First there’s a good news, Google Analytics or any other statistic tracking will work by default with Linguise neural machine translation. We are generating SEO friendly multilingual URLs associated with canonical and alternate URLs. That’s all is required for your multilingual pages to be indexed.
In a word, if Google Analytics is enabled on your website, multilingual visits will be tracked right away after multilingual pages are generated by Linguise.
Google Analytics v4 data offer 2 main tools to consult your traffic data, through the left menu called “Reports” with pre-made reports and the “Explore” with custom reports.
Let’s dig in those pre-defined reports what multilingual information you can find.
In the Google Analytics v4 reports the first view you’ll find are the acquisition information and the engagement data. From there you can click on it to get a detailed table. In some of them you’ll be able to add multilingual statistics such as geolocation or language information.
Every dashboard report you have can be saved and is dynamically updated by Google depending on your traffic, so it may be different from our screenshots.
From there, in each table you can add a new dimension to your data by clicking on the “+”. For example, here, I’ve added the country in the organic traffic acquisition.
This is also in this place that you’ll be able to add language information.
Also in the top-right corner you have the option to save the report you’ve just modified, as a new report or edit the default view in your report. Finally, in the bottom-left corner, you’ll be able to find your custom reports in the library.
Google Analytics claims to track the “preferred language”, not all languages that visitors have configured on their computers. This implies that they get information from the Accept-Language header. For example, if I speak French, I can setup my browser language to French from France or French from Canada or just… French
To get details about that, add “language code” to your statistic table. This is what is tricky with the usage of multilingual statistics by language, one language can have 10 entries.
In this example: I have two organic traffic data with French language from France (fr-fr) and one from Canada (fr-ca).
In order to filter all french language browsers, you can use the basic filter. Linguise won’t generate sub language tags like fr-ca, the language will be set to fr and the French Canadian will see be able to read it anyway and it’ll be indexed for them in search engines.
The location is something different from the language, it’s the country, region, city where the visitor originated from. You can perform well in Spanish language but not very well in Spain if you have all your Spanish visitors from South America.
We’ve seen that we can add the country, region of the users in your default traffic statistics but there’s dedicated reports for that are available in the left menu Report > Demographic > Demographic overview
And you can mix both visit by country and language. To do that select a country + language or language code
In this example: the English language is the most used because it’s in first position but also because English customers comes from the United Kingdom and India.
As you have seen, creating such custom dashboard is quite long but that maybe sufficient for a simple website. Anyway, you’re now ready to create custom reports from scratch! Access the Reports left menu to proceed.
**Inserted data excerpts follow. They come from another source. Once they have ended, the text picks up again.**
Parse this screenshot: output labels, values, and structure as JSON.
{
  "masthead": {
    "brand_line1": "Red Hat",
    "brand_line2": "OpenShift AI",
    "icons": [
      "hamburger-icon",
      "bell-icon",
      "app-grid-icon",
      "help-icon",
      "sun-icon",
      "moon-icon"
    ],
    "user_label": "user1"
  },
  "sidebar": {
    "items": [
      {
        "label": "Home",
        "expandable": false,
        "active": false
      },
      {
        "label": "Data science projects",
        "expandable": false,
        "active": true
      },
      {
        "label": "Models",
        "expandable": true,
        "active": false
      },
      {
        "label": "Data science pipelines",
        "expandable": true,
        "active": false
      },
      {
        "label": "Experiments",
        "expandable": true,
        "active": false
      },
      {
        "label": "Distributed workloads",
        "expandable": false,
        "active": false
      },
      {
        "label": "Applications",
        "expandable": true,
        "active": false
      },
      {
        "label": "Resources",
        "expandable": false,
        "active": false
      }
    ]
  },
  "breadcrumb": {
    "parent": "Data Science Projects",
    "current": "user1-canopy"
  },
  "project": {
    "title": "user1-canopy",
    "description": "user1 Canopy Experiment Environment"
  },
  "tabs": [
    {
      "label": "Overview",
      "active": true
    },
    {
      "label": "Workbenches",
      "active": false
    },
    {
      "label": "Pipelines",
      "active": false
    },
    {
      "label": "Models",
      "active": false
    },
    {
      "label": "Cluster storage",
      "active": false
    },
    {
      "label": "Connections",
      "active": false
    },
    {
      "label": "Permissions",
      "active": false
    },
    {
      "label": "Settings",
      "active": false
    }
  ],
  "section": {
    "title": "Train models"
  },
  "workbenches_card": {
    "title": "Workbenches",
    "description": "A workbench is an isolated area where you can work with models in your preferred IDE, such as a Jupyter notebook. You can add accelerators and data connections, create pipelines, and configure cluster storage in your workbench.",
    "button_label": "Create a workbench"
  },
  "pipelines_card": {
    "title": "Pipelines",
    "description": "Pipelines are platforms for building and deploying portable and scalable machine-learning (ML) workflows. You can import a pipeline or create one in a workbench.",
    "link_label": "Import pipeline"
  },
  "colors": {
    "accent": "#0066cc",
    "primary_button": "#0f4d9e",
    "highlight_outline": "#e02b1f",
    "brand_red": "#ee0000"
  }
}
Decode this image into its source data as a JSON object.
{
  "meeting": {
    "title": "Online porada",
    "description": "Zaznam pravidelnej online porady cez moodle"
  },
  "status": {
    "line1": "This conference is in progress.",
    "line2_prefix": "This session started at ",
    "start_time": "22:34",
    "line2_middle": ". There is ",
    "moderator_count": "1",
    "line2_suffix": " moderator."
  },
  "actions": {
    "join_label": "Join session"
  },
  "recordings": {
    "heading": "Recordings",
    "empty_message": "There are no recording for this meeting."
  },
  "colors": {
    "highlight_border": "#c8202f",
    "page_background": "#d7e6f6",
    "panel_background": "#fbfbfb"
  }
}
In the top menu you have a template gallery to choose from, this will be the visualization type. The choice depends on your website data, but the free form and the path exploration are the more flexible ones.
Let try a free form and load international stats in it.
There are 2 left columns to select and filter data:
In this example: I’ve selected metrics = all active users, rows = countries + languages + language code
Here I’ve built a remarkable data source with all the main information for a multilingual websites. Your report is automatically saved, and you can also create different tabs inside each report.
Finally, it’s worth mentioning that you have visualization option for each report for you to switch, one of them is the “geo map”.
Linguise offers some statistics on the translation dashboard, more precisely, it’s pages hits (not unique visitors).
We count a page hit each time we receive a page translation request. We don’t use the same technic to count page view. Google Analytics will do that on the user browser using JavaScript, while we do that on the server side.
Also, Google Analytics, will only count visits for visitors that have accepted your cookie sharing banner (if any), and browsers that don’t have an ads and cookie blocker. Furthermore, there are bots; we try to detect visits by bots and not count them as it. But bots can easily fake browser user agents and get counted anyway on our side.
We aim to provide the best translation service, we’re not experts in traffic statistics. Our data is here to tell you: “hey! Your translations are working great, many multilingual pages have been crawled”.